Императрица сжаливается над ним и назначает ему в помощники сенатора Собакина. Но какая тут помощь, когда Бог отвернул свое лицо от Москвы!
Чума забирается к преосвященному Амвросию, она уже в Кремле, в Чудовом монастыре.
В легком подряснике с черными, распущенными по плечам густыми волосами, беспокойно ходит по своей обширной келье Амвросий, погромыхивая четками. Утро августовское, раннее еще, а на дворе зной и духота невыносимые. Душно и в келье у преосвященного. На столе лежит раскрытая толстая книга латинского письма. Книга раскрыта на том месте, где в заголовке статьи крупно напечатано: Restis indica. Рядом с книгой стоит архиерейский клобук.
Архиерей подходит иногда к книге и заглядывает в нее, перелистывает страницы.
– Carbuneuli... угольки... pestechide bubones, – говорит он сам с собою. – Хороши угольки!
Белое, чистое, с южной смуглотой лицо Амвросия подергивается улыбкою, но глаза смотрят грустно. То он подойдет к окну, заглянет на бродящих по двору голубей, то опять заглянет в книгу.
– А жары все не спадают. И птице жарко... Contagionis – это прилипчивость язвы хуже всего. Здешнее духовенство не понимает этого, оно думает, что дары отгоняют заразу... Да, отгоняют только от души язвенной, а не от тела, язвою пораженного. Бедные невегласи!
Амвросий задумывается, откидывает назад волосы и останавливается перед висящим на стене портретом в митрополичьем одеянии. Строгое и в то же время грустное лицо, как живое, смотрит со стены.

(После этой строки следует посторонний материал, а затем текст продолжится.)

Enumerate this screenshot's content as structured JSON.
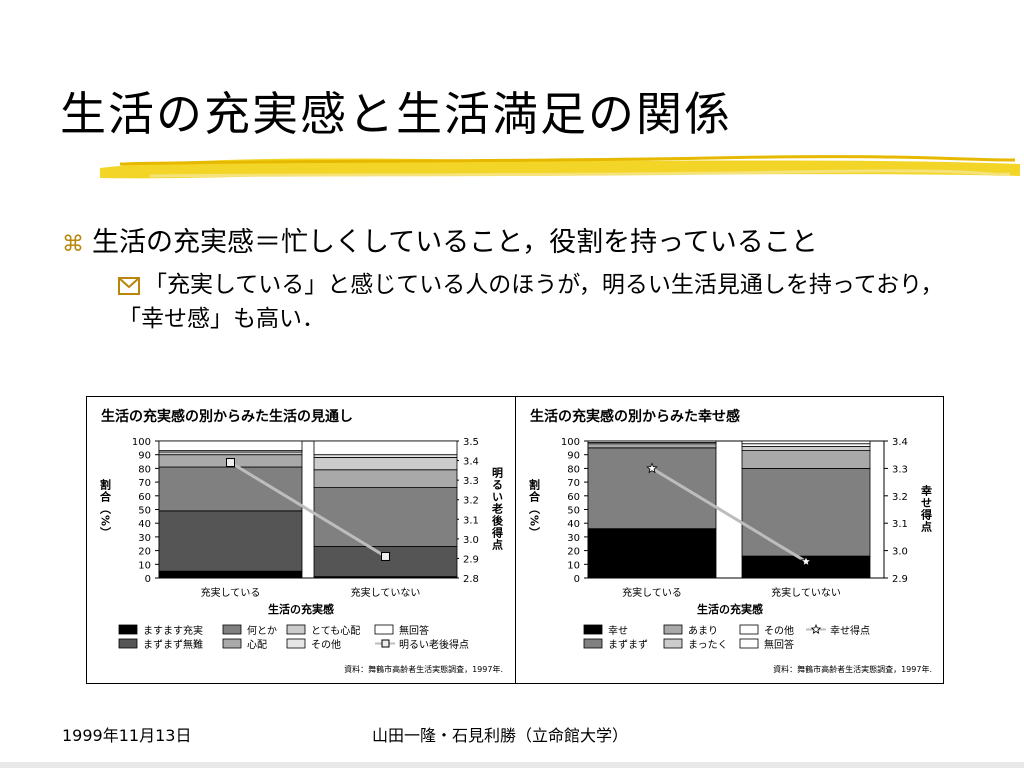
{
  "slide": {
    "title": "生活の充実感と生活満足の関係",
    "bullet1": "生活の充実感＝忙しくしていること，役割を持っていること",
    "bullet2": "「充実している」と感じている人のほうが，明るい生活見通しを持っており，「幸せ感」も高い．",
    "footer_date": "1999年11月13日",
    "footer_authors": "山田一隆・石見利勝（立命館大学）"
  },
  "colors": {
    "brush": "#f2d31b",
    "bullet_mark": "#b8860b"
  },
  "chart_data": [
    {
      "type": "bar",
      "stacked": true,
      "title": "生活の充実感の別からみた生活の見通し",
      "xlabel": "生活の充実感",
      "ylabel": "割合（%）",
      "y2label": "明るい老後得点",
      "ylim": [
        0,
        100
      ],
      "y2lim": [
        2.8,
        3.5
      ],
      "yticks": [
        "0",
        "10",
        "20",
        "30",
        "40",
        "50",
        "60",
        "70",
        "80",
        "90",
        "100"
      ],
      "y2ticks": [
        "2.8",
        "2.9",
        "3.0",
        "3.1",
        "3.2",
        "3.3",
        "3.4",
        "3.5"
      ],
      "categories": [
        "充実している",
        "充実していない"
      ],
      "series": [
        {
          "name": "ますます充実",
          "color": "#000000",
          "values": [
            5,
            1
          ]
        },
        {
          "name": "まずまず無難",
          "color": "#555555",
          "values": [
            44,
            22
          ]
        },
        {
          "name": "何とか",
          "color": "#808080",
          "values": [
            32,
            43
          ]
        },
        {
          "name": "心配",
          "color": "#a9a9a9",
          "values": [
            9,
            13
          ]
        },
        {
          "name": "とても心配",
          "color": "#cccccc",
          "values": [
            2,
            9
          ]
        },
        {
          "name": "その他",
          "color": "#e6e6e6",
          "values": [
            1,
            2
          ]
        },
        {
          "name": "無回答",
          "color": "#ffffff",
          "values": [
            7,
            10
          ]
        }
      ],
      "line": {
        "name": "明るい老後得点",
        "values": [
          3.39,
          2.91
        ],
        "marker": "square"
      },
      "source": "資料：舞鶴市高齢者生活実態調査，1997年."
    },
    {
      "type": "bar",
      "stacked": true,
      "title": "生活の充実感の別からみた幸せ感",
      "xlabel": "生活の充実感",
      "ylabel": "割合（%）",
      "y2label": "幸せ得点",
      "ylim": [
        0,
        100
      ],
      "y2lim": [
        2.9,
        3.4
      ],
      "yticks": [
        "0",
        "10",
        "20",
        "30",
        "40",
        "50",
        "60",
        "70",
        "80",
        "90",
        "100"
      ],
      "y2ticks": [
        "2.9",
        "3.0",
        "3.1",
        "3.2",
        "3.3",
        "3.4"
      ],
      "categories": [
        "充実している",
        "充実していない"
      ],
      "series": [
        {
          "name": "幸せ",
          "color": "#000000",
          "values": [
            36,
            16
          ]
        },
        {
          "name": "まずまず",
          "color": "#808080",
          "values": [
            59,
            64
          ]
        },
        {
          "name": "あまり",
          "color": "#a9a9a9",
          "values": [
            3,
            13
          ]
        },
        {
          "name": "まったく",
          "color": "#cccccc",
          "values": [
            0,
            3
          ]
        },
        {
          "name": "その他",
          "color": "#ffffff",
          "values": [
            1,
            2
          ]
        },
        {
          "name": "無回答",
          "color": "#ffffff",
          "values": [
            1,
            2
          ]
        }
      ],
      "line": {
        "name": "幸せ得点",
        "values": [
          3.3,
          2.96
        ],
        "marker": "star"
      },
      "source": "資料：舞鶴市高齢者生活実態調査，1997年."
    }
  ]
}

– Ты счастливее меня был, великий человек, – шепчет Амвросий, – тебе не приходилось тосковать о Киеве, о любезной матери-Украине. Ох, тяжко так... Научи меня, великий святитель!
Но Петр Могила ничего не отвечает со стены, он все сказал при жизни.
Стуча сапогами на железных подковах, в келью входит запорожец с косою и в послушнической рясе. Амвросий вздрагивает от неожиданности.
– Ты точно жеребец в конюшню вламываешься, – кротко, улыбаясь доброй улыбкой, замечает Амвросий.
– Там пришли до вас, владыко.
– Кто такой? (Запорожец переминается и молчит.) Кто пришел? А?
– Та щось воно таке трудне... (Опять переминается.)
– Да ну же, говори, рохля...
– Таке воно трудне, владыко, що й не вымолвлю, – и запорожец даже каблучищем толкнул от трудности.
– Ну, зови уж, добро.
Сапожищи опять затопали по пустым кельям. "А добра дитина, с ним я не так одинок тут, да и речь родная звучит в простых устах его..." – думается архиепископу.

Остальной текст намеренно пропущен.